I'm getting some coagulation, but not enough.

Possibilities:

    1. Don't over-agitate (stir for more than a minute or so) rennet in milk for longer than recommended time, as it breaks up curds as they start to form.
    2. Incorrect amount of rennet -- rennet amounts, either liquid, paste, powder or tablet, should be measured very accurately: Too little rennet can result in a) slow, mostly acid coagulation rather than rennet coagulation, b) very soft curd that will shatter when cut, and c) poor flavor development during aging. Too much rennet can result in a) unusually rapid coagulation and too-firm rubbery curd that when cut will tear, b) a curd that will retain too much whey, and c) develop a bitter taste during agingPoor/improper dilution of rennet -- using chlorinated water (most city tap water) for dilution before adding to milk will inhibit curd formation. Chlorine is a strong oxidizing agent and rapidly destroys the rennet enzymes. We recommend using cool, non-chlorinated bottled or distilled water to pre-dilute rennet. Also, waiting too long between pre-diluting rennet in cool non-chlorinated water and adding it to milk will affect coagulation, as rennet enzymes become unstable when diluted and lose strength.
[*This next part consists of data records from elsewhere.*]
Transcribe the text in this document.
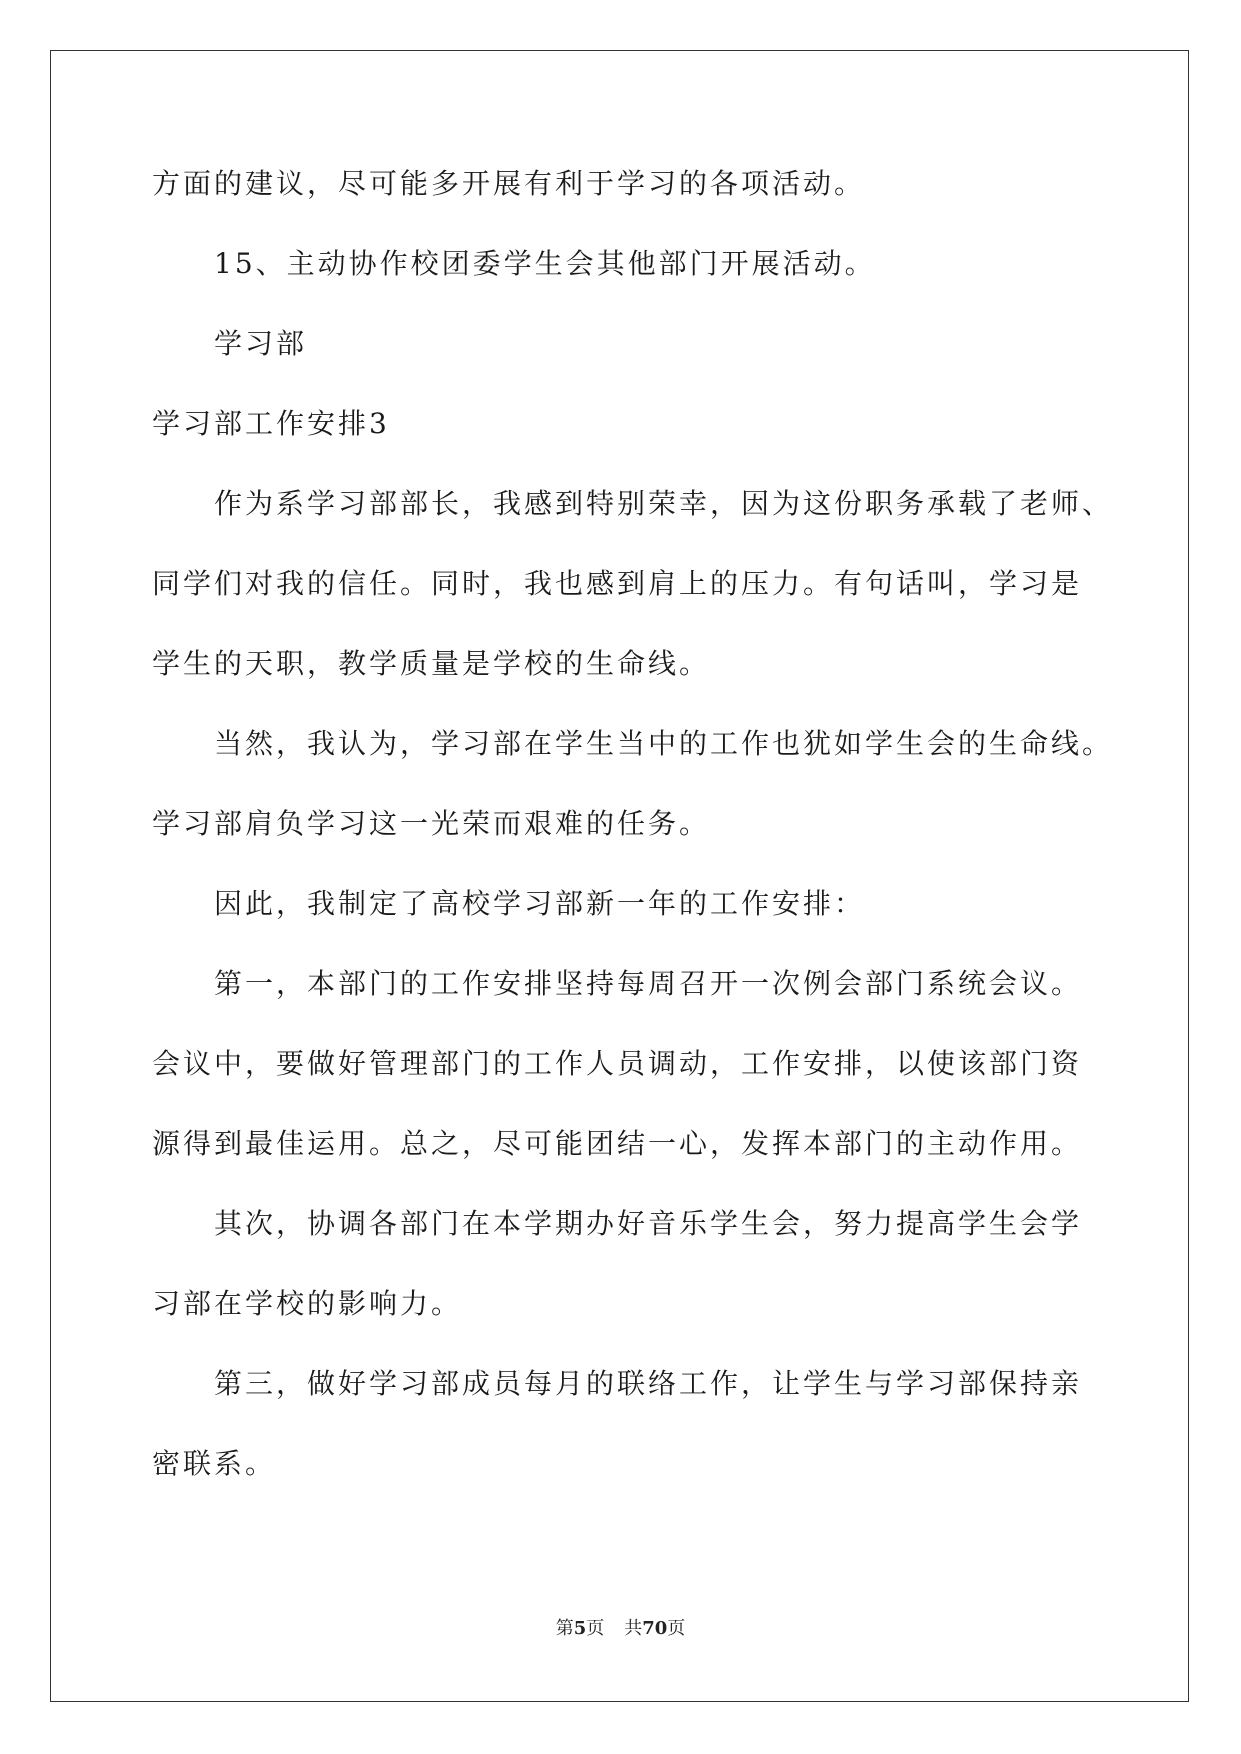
方面的建议，尽可能多开展有利于学习的各项活动。
15、主动协作校团委学生会其他部门开展活动。
学习部
学习部工作安排3
作为系学习部部长，我感到特别荣幸，因为这份职务承载了老师、
同学们对我的信任。同时，我也感到肩上的压力。有句话叫，学习是
学生的天职，教学质量是学校的生命线。
当然，我认为，学习部在学生当中的工作也犹如学生会的生命线。
学习部肩负学习这一光荣而艰难的任务。
因此，我制定了高校学习部新一年的工作安排：
第一，本部门的工作安排坚持每周召开一次例会部门系统会议。
会议中，要做好管理部门的工作人员调动，工作安排，以使该部门资
源得到最佳运用。总之，尽可能团结一心，发挥本部门的主动作用。
其次，协调各部门在本学期办好音乐学生会，努力提高学生会学
习部在学校的影响力。
第三，做好学习部成员每月的联络工作，让学生与学习部保持亲
密联系。
第5页 共70页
Add your diluted rennet to the milk immediately after dilution. If using dry-powdered or tablet rennet, be sure that the dry rennet is fully dissolved in cool, non-chlorinated water before adding it to the milk. Check the pH of your dilution water if you are having coagulation problems -- low alkalinity (above neutral 7.0 pH) will result in inactivity of the rennet. Causes of low alkaline water are a) naturally alkaline water, b) pre-dilution container having traces of detergent or sanitizer, c) pre-diluting container was used for diluting colorants such as annatto, which can inactivate rennet.
    3. Coagulant/rennet strength is degraded due to improper storage or excessive age. Keep your liquid coagulant refrigerated and discard after 9-12 months from purchase.